Personal Experience
With my first shot on Jan 5th, I had muscle soreness at the injection site, upper right arm, which lasted for about 48 hours then went away. It was only muscle ache and tenderness. With the second shot on Jan 29th, I had chills, fever, headache and large joint-shoulder and hip- pain, up to 100F from 12 to 36 hours after injection. I took 2 gram of vitamin C and 2 capsules of echinacea with every meal, and drank many cups of tea. The night was intense then chills went away in the morning followed by diminishing fever by the evening. All symptoms disappeared the second morning.
Normal Immune Responses - What is happening after the vaccine?
Many other vaccine receivers report similar experiences like mine, such as muscle soreness on the site, headache, fever and chill, body ache and fatigue. Those are all normal responses as your immune system kicks in with a vaccine.
Theoretically, it takes about 6 days after the second dose for your immune system to complete its full response. From 12 hour to 48 hours after injection can be intense with flu-like symptoms. During these hours, cells in your bone marrow (myeloid cells; macrophages and neutrophils) are responding to the vaccine by increasing innate immune activities: recruiting effector cells, cytokines, priming and programming the system. As a result, your body establishes the cellular basis of “trained immunity” to protect you from secondary infections.
For those hours, I recommend you to be attentive to your symptoms while taking a good rest to create the best environment for your immune system to do its job. Vitamin C is a great idea to help your body to support immune response and clean up the debris. Avoid heavy meals and keep your diet light and clean with vegetable broth and plenty of tea.
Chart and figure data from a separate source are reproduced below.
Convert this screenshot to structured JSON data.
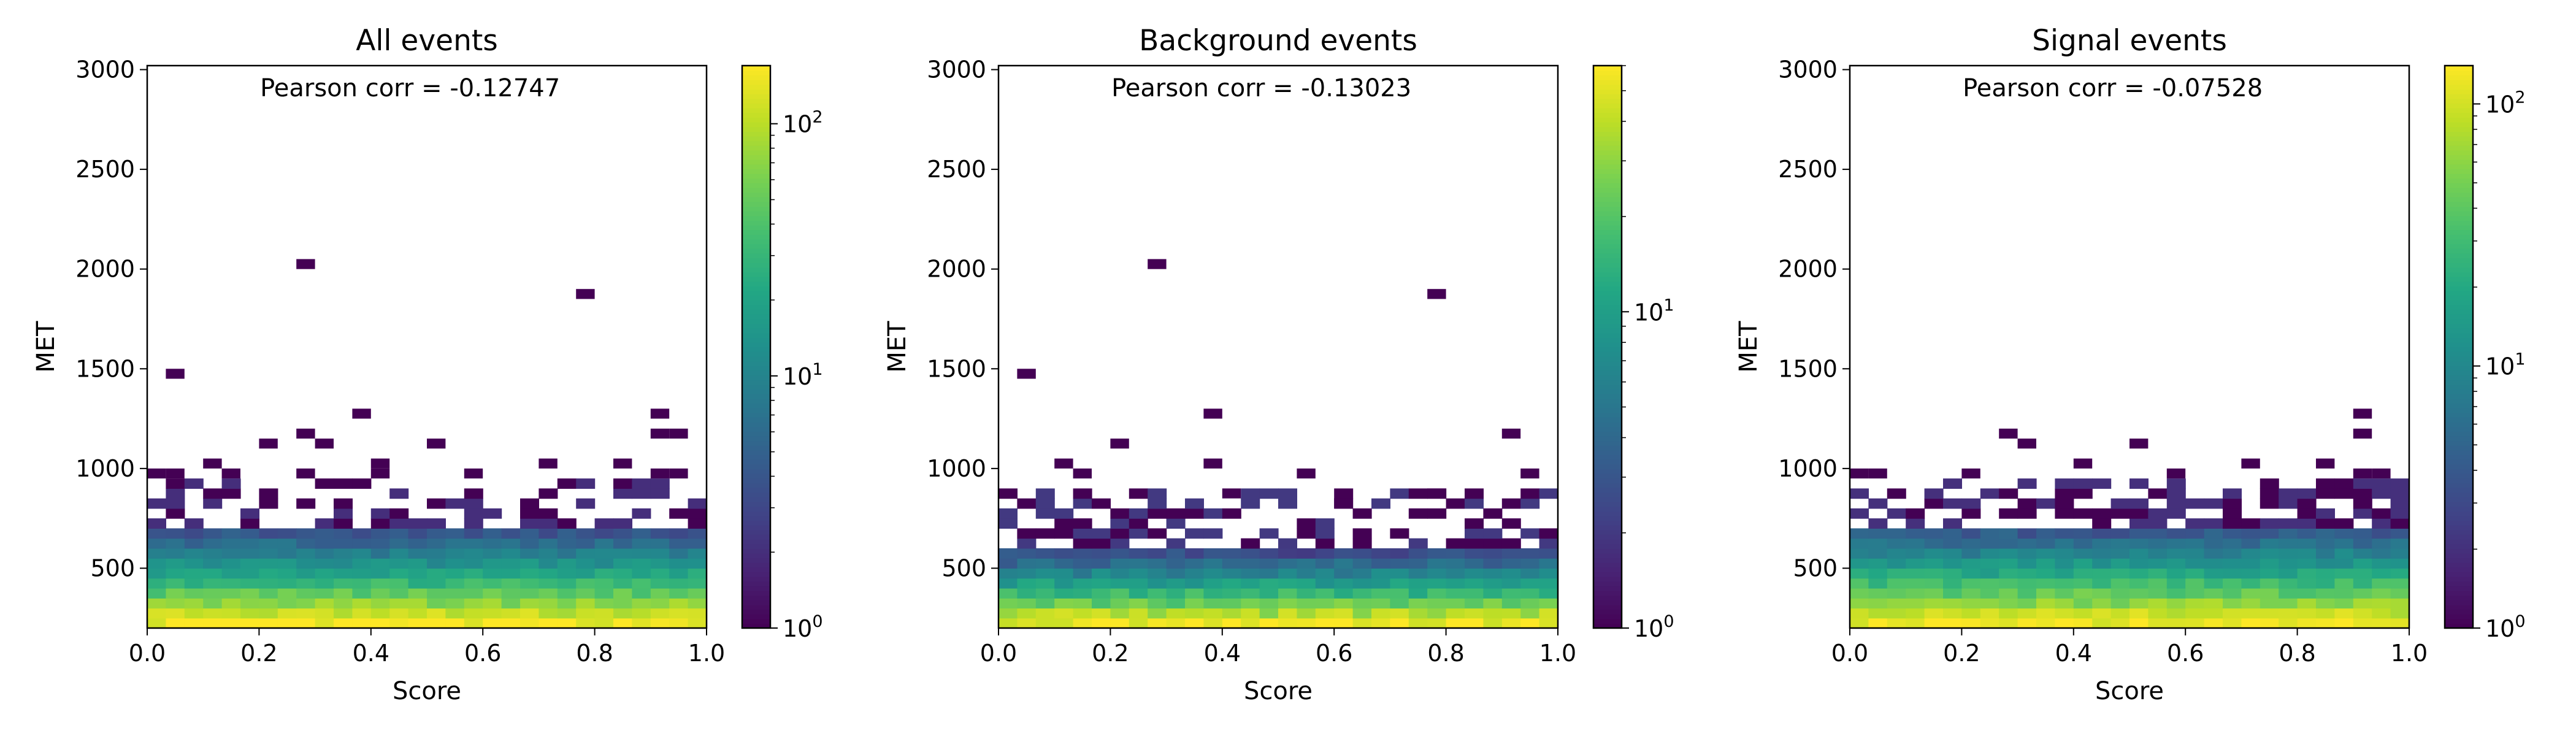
{
  "chart_data": [
    {
      "type": "heatmap",
      "title": "All events",
      "xlabel": "Score",
      "ylabel": "MET",
      "xlim": [
        0.0,
        1.0
      ],
      "ylim": [
        200,
        3020
      ],
      "x_ticks": [
        "0.0",
        "0.2",
        "0.4",
        "0.6",
        "0.8",
        "1.0"
      ],
      "y_ticks": [
        "500",
        "1000",
        "1500",
        "2000",
        "2500",
        "3000"
      ],
      "annotation": "Pearson corr = -0.12747",
      "colorbar": {
        "scale": "log",
        "min": 1,
        "max": 170,
        "colormap": "viridis",
        "ticks": [
          {
            "value": 1,
            "base": "10",
            "exp": "0"
          },
          {
            "value": 10,
            "base": "10",
            "exp": "1"
          },
          {
            "value": 100,
            "base": "10",
            "exp": "2"
          }
        ]
      },
      "x_bins": 30,
      "y_bin_width": 50,
      "outliers": [
        {
          "x": 0.27,
          "y": 2040,
          "count": 1
        },
        {
          "x": 0.78,
          "y": 1890,
          "count": 1
        },
        {
          "x": 0.065,
          "y": 1460,
          "count": 1
        },
        {
          "x": 0.37,
          "y": 1250,
          "count": 1
        },
        {
          "x": 0.91,
          "y": 1250,
          "count": 1
        },
        {
          "x": 0.27,
          "y": 1170,
          "count": 1
        },
        {
          "x": 0.91,
          "y": 1190,
          "count": 1
        },
        {
          "x": 0.935,
          "y": 1190,
          "count": 1
        },
        {
          "x": 0.22,
          "y": 1110,
          "count": 1
        },
        {
          "x": 0.32,
          "y": 1110,
          "count": 1
        },
        {
          "x": 0.52,
          "y": 1110,
          "count": 1
        },
        {
          "x": 0.12,
          "y": 1040,
          "count": 1
        },
        {
          "x": 0.42,
          "y": 1040,
          "count": 1
        },
        {
          "x": 0.7,
          "y": 1040,
          "count": 1
        },
        {
          "x": 0.835,
          "y": 1040,
          "count": 1
        },
        {
          "x": 0.015,
          "y": 960,
          "count": 1
        },
        {
          "x": 0.065,
          "y": 960,
          "count": 1
        },
        {
          "x": 0.15,
          "y": 960,
          "count": 1
        },
        {
          "x": 0.27,
          "y": 960,
          "count": 1
        },
        {
          "x": 0.42,
          "y": 960,
          "count": 1
        },
        {
          "x": 0.57,
          "y": 960,
          "count": 1
        },
        {
          "x": 0.9,
          "y": 960,
          "count": 1
        },
        {
          "x": 0.965,
          "y": 960,
          "count": 1
        }
      ],
      "density": {
        "core_top": 700,
        "noise_top": 920,
        "peak_count": 170,
        "decay_per_bin": 2.1
      }
    },
    {
      "type": "heatmap",
      "title": "Background events",
      "xlabel": "Score",
      "ylabel": "MET",
      "xlim": [
        0.0,
        1.0
      ],
      "ylim": [
        200,
        3020
      ],
      "x_ticks": [
        "0.0",
        "0.2",
        "0.4",
        "0.6",
        "0.8",
        "1.0"
      ],
      "y_ticks": [
        "500",
        "1000",
        "1500",
        "2000",
        "2500",
        "3000"
      ],
      "annotation": "Pearson corr = -0.13023",
      "colorbar": {
        "scale": "log",
        "min": 1,
        "max": 60,
        "colormap": "viridis",
        "ticks": [
          {
            "value": 1,
            "base": "10",
            "exp": "0"
          },
          {
            "value": 10,
            "base": "10",
            "exp": "1"
          }
        ]
      },
      "x_bins": 30,
      "y_bin_width": 50,
      "outliers": [
        {
          "x": 0.27,
          "y": 2040,
          "count": 1
        },
        {
          "x": 0.78,
          "y": 1890,
          "count": 1
        },
        {
          "x": 0.065,
          "y": 1460,
          "count": 1
        },
        {
          "x": 0.37,
          "y": 1250,
          "count": 1
        },
        {
          "x": 0.93,
          "y": 1180,
          "count": 1
        },
        {
          "x": 0.22,
          "y": 1110,
          "count": 1
        },
        {
          "x": 0.12,
          "y": 1040,
          "count": 1
        },
        {
          "x": 0.37,
          "y": 1040,
          "count": 1
        },
        {
          "x": 0.935,
          "y": 960,
          "count": 1
        },
        {
          "x": 0.55,
          "y": 960,
          "count": 1
        },
        {
          "x": 0.15,
          "y": 960,
          "count": 1
        },
        {
          "x": 0.4,
          "y": 890,
          "count": 1
        },
        {
          "x": 0.63,
          "y": 820,
          "count": 1
        },
        {
          "x": 0.78,
          "y": 890,
          "count": 1
        }
      ],
      "density": {
        "core_top": 600,
        "noise_top": 860,
        "peak_count": 60,
        "decay_per_bin": 2.2
      }
    },
    {
      "type": "heatmap",
      "title": "Signal events",
      "xlabel": "Score",
      "ylabel": "MET",
      "xlim": [
        0.0,
        1.0
      ],
      "ylim": [
        200,
        3020
      ],
      "x_ticks": [
        "0.0",
        "0.2",
        "0.4",
        "0.6",
        "0.8",
        "1.0"
      ],
      "y_ticks": [
        "500",
        "1000",
        "1500",
        "2000",
        "2500",
        "3000"
      ],
      "annotation": "Pearson corr = -0.07528",
      "colorbar": {
        "scale": "log",
        "min": 1,
        "max": 140,
        "colormap": "viridis",
        "ticks": [
          {
            "value": 1,
            "base": "10",
            "exp": "0"
          },
          {
            "value": 10,
            "base": "10",
            "exp": "1"
          },
          {
            "value": 100,
            "base": "10",
            "exp": "2"
          }
        ]
      },
      "x_bins": 30,
      "y_bin_width": 50,
      "outliers": [
        {
          "x": 0.91,
          "y": 1250,
          "count": 1
        },
        {
          "x": 0.27,
          "y": 1170,
          "count": 1
        },
        {
          "x": 0.91,
          "y": 1190,
          "count": 1
        },
        {
          "x": 0.32,
          "y": 1110,
          "count": 1
        },
        {
          "x": 0.52,
          "y": 1110,
          "count": 1
        },
        {
          "x": 0.42,
          "y": 1040,
          "count": 1
        },
        {
          "x": 0.7,
          "y": 1040,
          "count": 1
        },
        {
          "x": 0.835,
          "y": 1040,
          "count": 1
        },
        {
          "x": 0.015,
          "y": 960,
          "count": 1
        },
        {
          "x": 0.065,
          "y": 960,
          "count": 1
        },
        {
          "x": 0.2,
          "y": 960,
          "count": 1
        },
        {
          "x": 0.57,
          "y": 960,
          "count": 1
        },
        {
          "x": 0.9,
          "y": 960,
          "count": 1
        },
        {
          "x": 0.965,
          "y": 960,
          "count": 1
        }
      ],
      "density": {
        "core_top": 700,
        "noise_top": 920,
        "peak_count": 140,
        "decay_per_bin": 2.0
      }
    }
  ]
}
Pfizer vs. Moderna: Are they safe?
Vaccines from Pfizer and Moderna share similar mechanisms and effectiveness. They are both RNA-based two-dose vaccines for COVID-19. In fact, they have a better safety profile than vector-based vaccines that are being used in other countries. Some people worry that COVID vaccines were hurried to be in use and therefore, may not be safe. It is an understandable concern, considering it normally takes 6-10 years to develop a vaccine. However, there are good scientific reasons why we were able to make COVID vaccine so quickly. One is thanks to accumulated groundbreaking research from virologists, especially Susan Weiss, PhD. She and her team studied coronavirus for more than 40 years and found out all viral genomic sequences and mechanisms of infections. Second, those companies have been working on RNA-related drug development for decades in the area of cancer treatment. These existing RNA-based platforms and gained virological knowledge naturally enabled the U.S. to become the first country to produce the vaccine. In addition, pressing urgency eliminated unnecessary bureaucratic time for approvals while granting scientifically necessary trials for its safe utilization.
Are they effective and should I get them?
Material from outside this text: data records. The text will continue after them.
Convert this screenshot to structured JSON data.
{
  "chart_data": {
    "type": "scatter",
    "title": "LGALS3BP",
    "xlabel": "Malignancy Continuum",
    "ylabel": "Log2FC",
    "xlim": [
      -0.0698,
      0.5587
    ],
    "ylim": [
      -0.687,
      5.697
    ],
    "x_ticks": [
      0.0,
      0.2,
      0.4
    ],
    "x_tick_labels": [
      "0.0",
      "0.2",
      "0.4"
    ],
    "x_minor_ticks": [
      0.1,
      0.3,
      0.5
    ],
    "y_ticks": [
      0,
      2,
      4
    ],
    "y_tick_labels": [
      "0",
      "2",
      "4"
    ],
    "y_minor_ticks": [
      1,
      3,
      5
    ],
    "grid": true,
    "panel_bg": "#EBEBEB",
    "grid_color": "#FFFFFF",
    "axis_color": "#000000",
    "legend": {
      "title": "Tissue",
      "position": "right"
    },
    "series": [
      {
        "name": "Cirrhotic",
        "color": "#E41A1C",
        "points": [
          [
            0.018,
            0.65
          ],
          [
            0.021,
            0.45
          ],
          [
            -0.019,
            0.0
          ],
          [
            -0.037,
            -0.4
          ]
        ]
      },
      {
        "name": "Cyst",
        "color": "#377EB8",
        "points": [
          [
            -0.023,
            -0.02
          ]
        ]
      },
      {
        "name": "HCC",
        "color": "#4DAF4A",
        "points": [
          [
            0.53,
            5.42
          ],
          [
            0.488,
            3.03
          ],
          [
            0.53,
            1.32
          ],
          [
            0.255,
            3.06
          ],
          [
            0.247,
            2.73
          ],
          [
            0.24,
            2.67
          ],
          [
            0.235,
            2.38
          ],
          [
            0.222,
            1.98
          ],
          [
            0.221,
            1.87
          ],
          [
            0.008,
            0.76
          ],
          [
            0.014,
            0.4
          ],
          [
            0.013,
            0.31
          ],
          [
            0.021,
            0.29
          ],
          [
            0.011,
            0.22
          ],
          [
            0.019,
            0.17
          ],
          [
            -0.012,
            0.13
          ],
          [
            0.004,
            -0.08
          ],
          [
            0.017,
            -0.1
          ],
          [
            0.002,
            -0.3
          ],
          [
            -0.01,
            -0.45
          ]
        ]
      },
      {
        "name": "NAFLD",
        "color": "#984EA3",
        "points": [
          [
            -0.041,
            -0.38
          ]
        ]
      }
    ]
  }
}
Some say virus variants (such as seasonal flu strain) limit the effectiveness of vaccines. However, coronavirus is known to mutate less and even if they do, maintain similarities in structure. This gives a reasonable advantage of the vaccines to remain effective to variants. This is how COVID-19 vaccine data could show the impressive 95% effectiveness compared to 60% of flu vaccines in a very good season. There are still unknowns; we don't have long term data on how long the vaccine immunity lasts and whether vaccination stops the virus from spreading person-to-person. However, with vaccination, your immune response will recognize secondary viral attacks and protect you from infection; none or shorter sickness and far less chance of serious illness or long term complications. This means, in public health standpoint, vaccination lessens the whole health care burden and normalizes the system in a pandemic. So, YES. As of Feb 9th, 2021, CDC reports 42,417,617 of COVID vaccine had been administered in the United States. Some statistics suggested 500 deaths from COVID vaccine up to this point. Assume those numbers are correct. Fatality of COVID vaccine is 0.001%. COVID cases in the U.S. is 27.7 million so far and death case from them is 477,000 thus fatality from COVID is 1.7% in the U.S. Vaccine is the winning game plan.